If you have a black lineage, I encourage you to get before the Lord today and ask for forgiveness on behalf of your family line, heritage, and ancestors for any way they have come under the spirit of control and partnered with rebellion or rejection (victim spirit) in defense. I encourage you to spend some intentional time today forgiving those who have caused you and your family line harm, hardship, and cruelty. This will not be won naturally because we are reaping the fruit of the strongholds created generations ago. Each person must do their own part to clean up the mess we were handed, put their stake in the ground, and declare we will not tolerate this any longer. 

ABBA

How would you answer this question? “The thing I wanted from my dad the most was _____.” 

I am not asking if you did or didn’t receive it. I am asking what you wanted the most from him. Spend some time forgiving him for not knowing how to give it to you. More importantly, have you learned how to get that from your Father? If we do not learn how to receive from Abba, we will simply pass on the same lack to our children. It is never about having perfect parents but experiencing the perfect Father.

HAVING A BAD DAY?

Do you have bad days? Want to learn how to flip them for good? Be encouraged by this testimony from a mom. 

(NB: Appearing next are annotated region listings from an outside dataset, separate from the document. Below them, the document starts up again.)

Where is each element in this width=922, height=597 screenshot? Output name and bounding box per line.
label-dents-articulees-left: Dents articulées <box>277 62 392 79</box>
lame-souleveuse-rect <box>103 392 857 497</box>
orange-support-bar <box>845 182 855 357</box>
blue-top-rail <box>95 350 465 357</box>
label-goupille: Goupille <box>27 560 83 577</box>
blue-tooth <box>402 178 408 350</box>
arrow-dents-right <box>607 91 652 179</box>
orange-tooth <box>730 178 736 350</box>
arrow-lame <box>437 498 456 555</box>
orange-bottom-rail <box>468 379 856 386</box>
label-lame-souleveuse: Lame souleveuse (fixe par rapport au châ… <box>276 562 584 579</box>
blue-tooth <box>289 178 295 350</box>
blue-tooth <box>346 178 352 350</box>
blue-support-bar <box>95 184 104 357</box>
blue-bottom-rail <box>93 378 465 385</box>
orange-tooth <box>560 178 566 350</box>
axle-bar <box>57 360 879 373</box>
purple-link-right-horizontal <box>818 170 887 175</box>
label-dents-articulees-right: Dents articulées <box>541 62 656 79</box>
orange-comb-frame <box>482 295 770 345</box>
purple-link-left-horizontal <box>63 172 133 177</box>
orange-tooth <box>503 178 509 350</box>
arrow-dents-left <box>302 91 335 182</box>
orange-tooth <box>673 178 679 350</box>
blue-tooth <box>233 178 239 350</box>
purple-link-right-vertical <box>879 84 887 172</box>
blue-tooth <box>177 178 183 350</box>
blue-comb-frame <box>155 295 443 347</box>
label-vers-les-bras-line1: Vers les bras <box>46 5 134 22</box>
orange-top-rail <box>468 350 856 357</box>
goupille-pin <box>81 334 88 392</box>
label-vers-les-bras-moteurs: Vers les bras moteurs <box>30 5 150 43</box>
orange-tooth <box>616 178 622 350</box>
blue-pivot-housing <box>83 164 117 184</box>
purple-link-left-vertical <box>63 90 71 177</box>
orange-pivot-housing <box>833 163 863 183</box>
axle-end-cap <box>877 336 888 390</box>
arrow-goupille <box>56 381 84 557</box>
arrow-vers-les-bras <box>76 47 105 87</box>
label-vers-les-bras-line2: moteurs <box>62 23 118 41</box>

“The kids have been at each other all week long. I have felt tired and overwhelmed and just wanted a break. The other night, it had reached terrible limits. My patience was so thin. So, when my middle child, usually one so full of delight, ran away from me in a fit of anger that was so unlike her and hid in her room, I was angry. The Lord whispered to me, reminding me that this was a special moment. I listened to Him. I went up to her, and though she turned away from me, I sat next to her and hugged her. I asked her what was wrong, and she shared. I began to ask her if what she was feeling was true or a lie. She identified it as a lie. Then I reminded her that God never lies. I asked her where the lies were coming from. And from there, I spoke the truth over her. The truth of God. It was such a beautiful moment. One that had been so charged with anger only minutes before had become a time for me to affirm my daughter.”